Yeah, we only know the most vague and basic stuff about druids. Which works out well for the Neo-Pagans, because it means that they’re pretty much free to make up whatever they want as parts of their “ancient traditions”.
“And then. . .ummmm. . .the next part of the ceremony involves. . .errrrr. . .involves all the women taking off all of their clothing and dancing! Yeah!”
The Phoenicians only started to really take off and go some time around 1100 BC, after the Egyptian and Hittite empires had been knocked into decline by some mysterious event (usually linked to the elusive “Sea People”). They eventually established lots of colonies in North Africa and Spain and that area, which did trade with the Britons—mainly for tin from Cornwall, if I recall correctly. The Phoenician colony of Gades (now Cadiz) in Iberia was the main group involved with the tin trade, apparently, but they were very secretive about their sources. Nobody is quite sure when they started trading with Britain. Herodotus mentions it vaguely in Book 3 of his Histories, which makes it around the mid-4th Century BC at the latest. But it wasn’t until about that same time that the Celts moved into Britain, which means that they wouldn’t have had much experience with the Phoenicians.
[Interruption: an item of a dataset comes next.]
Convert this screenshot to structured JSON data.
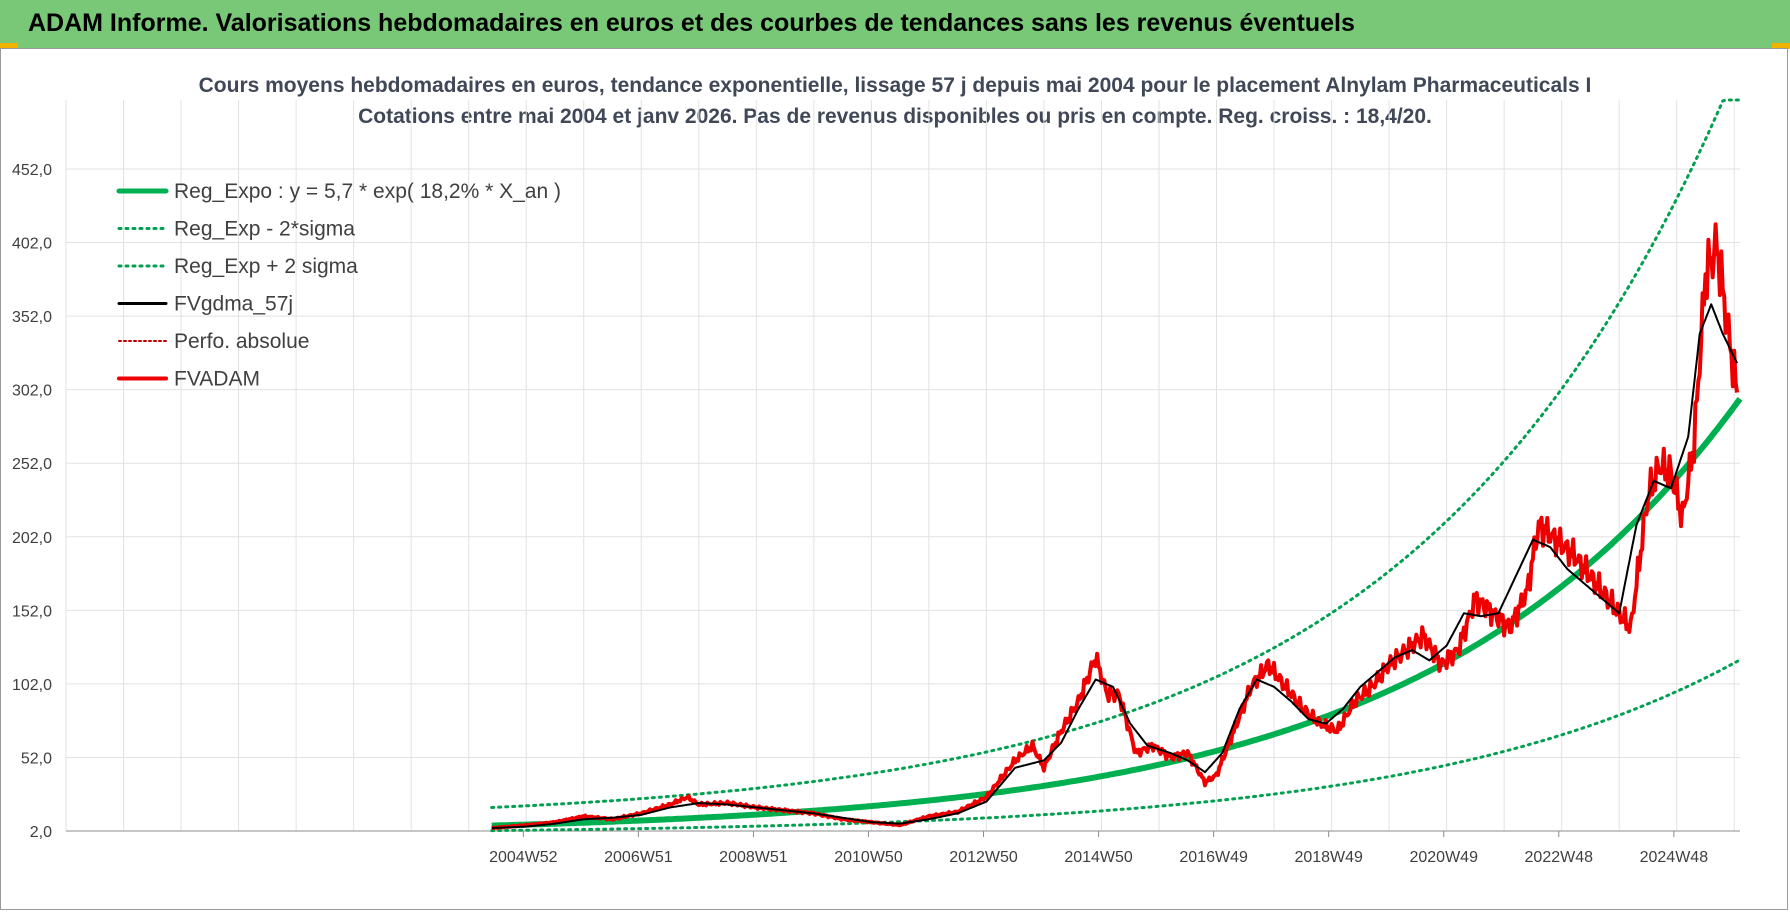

The Phoenicians didn’t have much to do with Gaul. Gaul was in the Greek sphere of influence, and the Greeks and the Phoenicians were careful to keep out of each other’s way (except for in Sicily, where things got complicated). The Celtic Gauls, then, were influenced more by Phocaean culture and not by Phoenician. . .which is why they’re called “Celts” in the first place, that being a Greek-derived name.
So, seeing as how Phoenician culture isn’t that influenced by Egyptian, and that Celtic culture isn’t that influenced by Phoenician, it’s not too likely that the druids were inspired by ancient Egypt.